The safety profile for cemiplimab plus chemotherapy was generally consistent with the known profile and no new safety signals were identified. The median duration of exposure was 38.5 weeks for the cemiplimab combination and 21.3 weeks for chemotherapy alone.


Treatment emergent adverse events of any grade were reported in 96 percent of patients undergoing cemiplimab plus chemotherapy and in 94 percent of those receiving placebo plus chemotherapy. Of these events, 5 percent led to discontinuation in the combination arm and 3 percent in the chemotherapy only group. Immune-related adverse events of any grade occurred in 19 percent of patients receiving cemiplimab and 0 percent in the placebo cohort.


Overall, the most common adverse events for both treatment groups were anemia, alopecia, and nausea. The incidence of Grade >=3 adverse events was 44 percent in the cemiplimab plus chemotherapy arm and 31 percent in the placebo plus chemotherapy group. Common Grade >=3 adverse events occurring in 5 percent or more patients included anemia and neutropenia.


Concluding her presentation, Gogishvili noted, "In patients with advanced NSCLC, first-line cemiplimab in combination with chemotherapy demonstrated clinically meaningful and statistically significant improvement in overall survival, progression-free survival, objective response rate, and duration of response versus chemotherapy alone.

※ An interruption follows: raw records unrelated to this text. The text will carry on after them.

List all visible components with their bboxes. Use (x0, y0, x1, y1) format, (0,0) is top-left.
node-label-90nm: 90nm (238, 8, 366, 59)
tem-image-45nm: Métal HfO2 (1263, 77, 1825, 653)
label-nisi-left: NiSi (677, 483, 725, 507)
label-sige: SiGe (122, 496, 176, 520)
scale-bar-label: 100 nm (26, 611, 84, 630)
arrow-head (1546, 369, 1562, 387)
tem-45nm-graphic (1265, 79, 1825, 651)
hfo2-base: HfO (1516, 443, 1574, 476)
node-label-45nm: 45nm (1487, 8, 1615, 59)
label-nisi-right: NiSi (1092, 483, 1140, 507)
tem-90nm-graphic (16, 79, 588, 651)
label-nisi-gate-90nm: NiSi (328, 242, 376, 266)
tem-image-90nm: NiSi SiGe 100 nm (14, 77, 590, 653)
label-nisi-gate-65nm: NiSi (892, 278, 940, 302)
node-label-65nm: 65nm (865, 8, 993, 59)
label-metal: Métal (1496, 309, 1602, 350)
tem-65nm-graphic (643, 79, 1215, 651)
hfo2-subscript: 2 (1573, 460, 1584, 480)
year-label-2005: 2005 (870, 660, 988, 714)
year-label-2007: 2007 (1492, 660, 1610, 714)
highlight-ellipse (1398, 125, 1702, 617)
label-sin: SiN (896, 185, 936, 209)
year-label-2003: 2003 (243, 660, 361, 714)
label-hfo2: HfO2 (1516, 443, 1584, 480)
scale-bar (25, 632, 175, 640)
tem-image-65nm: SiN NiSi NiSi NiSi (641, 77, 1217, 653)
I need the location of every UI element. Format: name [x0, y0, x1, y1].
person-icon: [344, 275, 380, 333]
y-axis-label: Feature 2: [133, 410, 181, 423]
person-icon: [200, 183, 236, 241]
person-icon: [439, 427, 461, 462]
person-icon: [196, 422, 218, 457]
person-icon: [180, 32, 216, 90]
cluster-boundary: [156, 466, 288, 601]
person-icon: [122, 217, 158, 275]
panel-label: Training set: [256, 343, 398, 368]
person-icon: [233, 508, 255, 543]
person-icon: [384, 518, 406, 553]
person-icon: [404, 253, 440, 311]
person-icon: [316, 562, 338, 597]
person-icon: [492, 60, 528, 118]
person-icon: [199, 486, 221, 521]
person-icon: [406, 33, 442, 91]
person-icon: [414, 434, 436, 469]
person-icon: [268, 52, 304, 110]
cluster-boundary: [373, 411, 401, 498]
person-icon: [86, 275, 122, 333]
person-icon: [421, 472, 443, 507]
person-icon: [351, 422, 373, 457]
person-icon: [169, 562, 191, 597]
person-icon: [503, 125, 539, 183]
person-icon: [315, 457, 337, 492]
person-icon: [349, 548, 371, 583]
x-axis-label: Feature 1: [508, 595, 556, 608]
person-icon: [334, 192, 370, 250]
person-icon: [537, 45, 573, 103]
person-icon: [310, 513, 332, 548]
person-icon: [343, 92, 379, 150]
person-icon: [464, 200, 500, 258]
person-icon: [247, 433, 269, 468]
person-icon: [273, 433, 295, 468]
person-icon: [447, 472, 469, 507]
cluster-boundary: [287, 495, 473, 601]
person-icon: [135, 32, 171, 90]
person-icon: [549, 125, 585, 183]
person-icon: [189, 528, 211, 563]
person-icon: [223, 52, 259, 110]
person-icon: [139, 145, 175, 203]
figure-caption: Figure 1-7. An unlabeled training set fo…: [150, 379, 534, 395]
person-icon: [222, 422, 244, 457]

"Cemiplimab in combination with chemotherapy demonstrated an acceptable benefit-risk profile, favorable patient-reported outcomes, low rates of adverse events leading to discontinuation, and a safety profile generally consistent with those known for cemiplimab and for platinum-based chemotherapy," she continued.


"Cemiplimab with platinum-doublet chemotherapy is a new first-line treatment option for patients with advanced NSCLC without targetable mutations irrespective of histology and PD-L1 levels," Gogishvili concluded.


Catlin Nalley is a contributing writer.